Papyrus Puzzle Project
Historical handwritten documents are still a major challenge for computer-based analysis. Unlike digital or printed documents, they are far less regular: the handwriting varies greatly, the documents sometimes show colour degradations and, depending on their state of preservation, may have holes, tears, or are completely fragmentary. Depending on the object of study, ancient languages and writing systems make the task even more difficult.
This papyrus puzzle project was part of the SNSF project Crossing Boundaries: Understanding Complex Writing Practices in Ancient Egypt (2019-2023). The object of study is a corpus of approximately 200 ancient Egyptian papyri and more than 12,000 individual papyrus fragments coming from Deir el-Medina, the workers’ settlement close to the Valleys of the Kings and Queens in Egypt and now housed at the Museo Egizio in Turin, Italy. In the course of the project, the fragments have been documented, consolidated and subsequently researched. One of the main goals is to establish links between individual fragments in order to reconstruct documents and establish relationships between different components. With such a large conglomerate of individual objects, this is an extremely time-consuming and difficult task for human researchers.
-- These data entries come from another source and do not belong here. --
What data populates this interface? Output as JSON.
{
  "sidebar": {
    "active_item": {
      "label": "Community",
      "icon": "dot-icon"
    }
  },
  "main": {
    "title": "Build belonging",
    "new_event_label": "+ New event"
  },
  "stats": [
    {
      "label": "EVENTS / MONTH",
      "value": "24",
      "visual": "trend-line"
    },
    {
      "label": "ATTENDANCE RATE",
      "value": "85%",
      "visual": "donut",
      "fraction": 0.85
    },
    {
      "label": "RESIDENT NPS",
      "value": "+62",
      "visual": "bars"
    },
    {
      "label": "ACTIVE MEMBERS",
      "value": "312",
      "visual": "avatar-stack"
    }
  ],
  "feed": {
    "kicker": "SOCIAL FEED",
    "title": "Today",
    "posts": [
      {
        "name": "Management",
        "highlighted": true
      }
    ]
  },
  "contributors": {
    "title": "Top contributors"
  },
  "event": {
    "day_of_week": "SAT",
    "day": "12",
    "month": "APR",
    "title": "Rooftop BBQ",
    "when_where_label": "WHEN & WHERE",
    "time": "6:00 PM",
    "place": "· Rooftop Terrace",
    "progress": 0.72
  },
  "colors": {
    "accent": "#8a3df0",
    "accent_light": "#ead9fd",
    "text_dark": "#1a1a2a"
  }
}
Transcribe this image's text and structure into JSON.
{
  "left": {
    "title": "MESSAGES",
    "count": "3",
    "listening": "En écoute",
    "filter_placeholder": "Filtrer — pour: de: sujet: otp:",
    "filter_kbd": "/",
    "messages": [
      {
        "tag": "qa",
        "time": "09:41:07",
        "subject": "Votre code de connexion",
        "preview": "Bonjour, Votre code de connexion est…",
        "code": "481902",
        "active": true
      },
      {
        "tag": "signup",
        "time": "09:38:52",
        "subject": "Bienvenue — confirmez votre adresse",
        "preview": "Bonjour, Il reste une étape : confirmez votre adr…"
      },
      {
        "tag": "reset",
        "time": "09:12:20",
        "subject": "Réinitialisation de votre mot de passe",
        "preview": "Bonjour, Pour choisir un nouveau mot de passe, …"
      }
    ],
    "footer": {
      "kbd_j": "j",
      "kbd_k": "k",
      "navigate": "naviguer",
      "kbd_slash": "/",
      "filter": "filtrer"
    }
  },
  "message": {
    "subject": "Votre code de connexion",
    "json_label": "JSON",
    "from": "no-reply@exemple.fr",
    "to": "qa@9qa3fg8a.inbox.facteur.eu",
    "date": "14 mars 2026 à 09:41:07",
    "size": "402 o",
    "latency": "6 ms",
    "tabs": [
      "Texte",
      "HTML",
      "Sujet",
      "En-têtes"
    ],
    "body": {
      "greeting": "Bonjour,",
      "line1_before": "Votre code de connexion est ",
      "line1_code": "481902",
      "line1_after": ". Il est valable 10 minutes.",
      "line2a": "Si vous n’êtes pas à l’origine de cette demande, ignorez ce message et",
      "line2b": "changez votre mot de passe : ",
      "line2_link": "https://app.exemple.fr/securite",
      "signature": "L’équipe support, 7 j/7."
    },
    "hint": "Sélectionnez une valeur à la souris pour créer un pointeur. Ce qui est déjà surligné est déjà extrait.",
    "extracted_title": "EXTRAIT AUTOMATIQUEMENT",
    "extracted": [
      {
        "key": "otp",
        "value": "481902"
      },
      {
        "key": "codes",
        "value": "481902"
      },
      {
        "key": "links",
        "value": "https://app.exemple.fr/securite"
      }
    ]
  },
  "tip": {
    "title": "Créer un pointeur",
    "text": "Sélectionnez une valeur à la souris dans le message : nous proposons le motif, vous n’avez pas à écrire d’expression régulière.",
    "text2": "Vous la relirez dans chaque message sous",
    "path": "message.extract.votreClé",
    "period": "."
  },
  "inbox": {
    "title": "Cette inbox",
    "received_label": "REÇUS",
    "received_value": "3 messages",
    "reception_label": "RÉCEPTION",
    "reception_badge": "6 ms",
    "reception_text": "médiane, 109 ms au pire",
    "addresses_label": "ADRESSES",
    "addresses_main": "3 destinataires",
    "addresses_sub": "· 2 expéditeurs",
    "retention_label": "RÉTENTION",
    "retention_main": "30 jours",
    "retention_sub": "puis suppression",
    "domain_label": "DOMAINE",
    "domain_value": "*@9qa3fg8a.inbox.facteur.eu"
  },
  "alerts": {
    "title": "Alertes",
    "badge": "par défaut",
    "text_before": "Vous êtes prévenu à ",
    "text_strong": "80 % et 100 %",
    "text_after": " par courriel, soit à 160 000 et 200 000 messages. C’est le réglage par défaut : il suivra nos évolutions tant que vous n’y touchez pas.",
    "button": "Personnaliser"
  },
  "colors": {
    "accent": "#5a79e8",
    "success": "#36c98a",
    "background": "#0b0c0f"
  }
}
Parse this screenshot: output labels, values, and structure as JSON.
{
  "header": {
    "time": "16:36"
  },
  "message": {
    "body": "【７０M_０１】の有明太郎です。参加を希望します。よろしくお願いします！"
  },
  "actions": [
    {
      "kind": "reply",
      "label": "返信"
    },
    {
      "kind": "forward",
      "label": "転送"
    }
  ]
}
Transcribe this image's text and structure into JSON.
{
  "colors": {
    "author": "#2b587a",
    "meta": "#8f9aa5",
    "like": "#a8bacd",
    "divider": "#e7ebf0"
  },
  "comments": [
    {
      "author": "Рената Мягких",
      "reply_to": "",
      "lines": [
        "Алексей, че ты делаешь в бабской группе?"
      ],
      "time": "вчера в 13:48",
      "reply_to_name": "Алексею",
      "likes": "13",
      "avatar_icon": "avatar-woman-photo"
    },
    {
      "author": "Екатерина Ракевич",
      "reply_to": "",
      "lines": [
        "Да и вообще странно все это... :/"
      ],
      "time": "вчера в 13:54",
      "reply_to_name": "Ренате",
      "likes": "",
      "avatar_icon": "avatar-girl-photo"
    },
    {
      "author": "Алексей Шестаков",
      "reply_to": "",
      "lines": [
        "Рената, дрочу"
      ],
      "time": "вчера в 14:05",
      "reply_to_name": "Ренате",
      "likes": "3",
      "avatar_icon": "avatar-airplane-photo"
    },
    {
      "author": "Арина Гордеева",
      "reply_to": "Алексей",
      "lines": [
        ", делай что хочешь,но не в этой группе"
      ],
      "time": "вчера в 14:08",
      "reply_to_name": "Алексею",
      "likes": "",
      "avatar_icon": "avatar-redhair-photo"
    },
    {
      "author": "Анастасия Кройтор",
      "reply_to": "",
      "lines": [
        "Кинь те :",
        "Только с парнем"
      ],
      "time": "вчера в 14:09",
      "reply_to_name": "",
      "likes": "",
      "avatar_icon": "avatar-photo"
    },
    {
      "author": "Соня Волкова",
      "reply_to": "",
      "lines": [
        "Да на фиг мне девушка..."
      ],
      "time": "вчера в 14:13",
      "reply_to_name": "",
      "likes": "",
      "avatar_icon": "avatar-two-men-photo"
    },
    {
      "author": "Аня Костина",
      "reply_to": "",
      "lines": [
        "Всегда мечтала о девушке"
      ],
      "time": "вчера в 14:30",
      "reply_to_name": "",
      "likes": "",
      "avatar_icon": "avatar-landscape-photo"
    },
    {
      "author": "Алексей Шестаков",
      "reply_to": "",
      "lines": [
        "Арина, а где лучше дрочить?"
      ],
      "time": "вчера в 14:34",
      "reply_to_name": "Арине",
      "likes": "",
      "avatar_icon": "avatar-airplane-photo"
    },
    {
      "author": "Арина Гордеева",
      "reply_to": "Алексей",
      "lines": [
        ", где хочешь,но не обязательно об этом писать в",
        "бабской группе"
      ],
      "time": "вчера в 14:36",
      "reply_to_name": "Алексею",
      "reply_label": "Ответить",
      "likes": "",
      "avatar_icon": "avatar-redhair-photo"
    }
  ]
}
Therefore, the papyrus puzzle project aims to analyse the different fragments using machine learning approaches. There may be indications of connections between individual objects at different levels. This project examines the possibilities of machine learning to find similarities for the colour of the objects, the texture of the material, the font and the type of text written. Each of these aspects will be considered separately and similarity spaces will be calculated, eventually allowing for a hierarchical search of fragments with respect to specific aspects. This task is complicated not only by the fact that not every fragment necessarily exhibits all of these aspects (for example, objects without any text on them may be included). In addition, the documents are not usually long, detailed text compositions, but so-called heterogeneous documents, in which different texts, some with different content and from different authors, are juxtaposed on one and the same document.
In order to make the results of the research accessible to scholars in the field of ancient studies, the implementation of a reconstruction software, a "Virtual Light Table", is also part of the project. A first version for the digital processing and compilation of the fragments has already been published, and the further integration of machine learning processes for the automated analysis of the fragments will follow.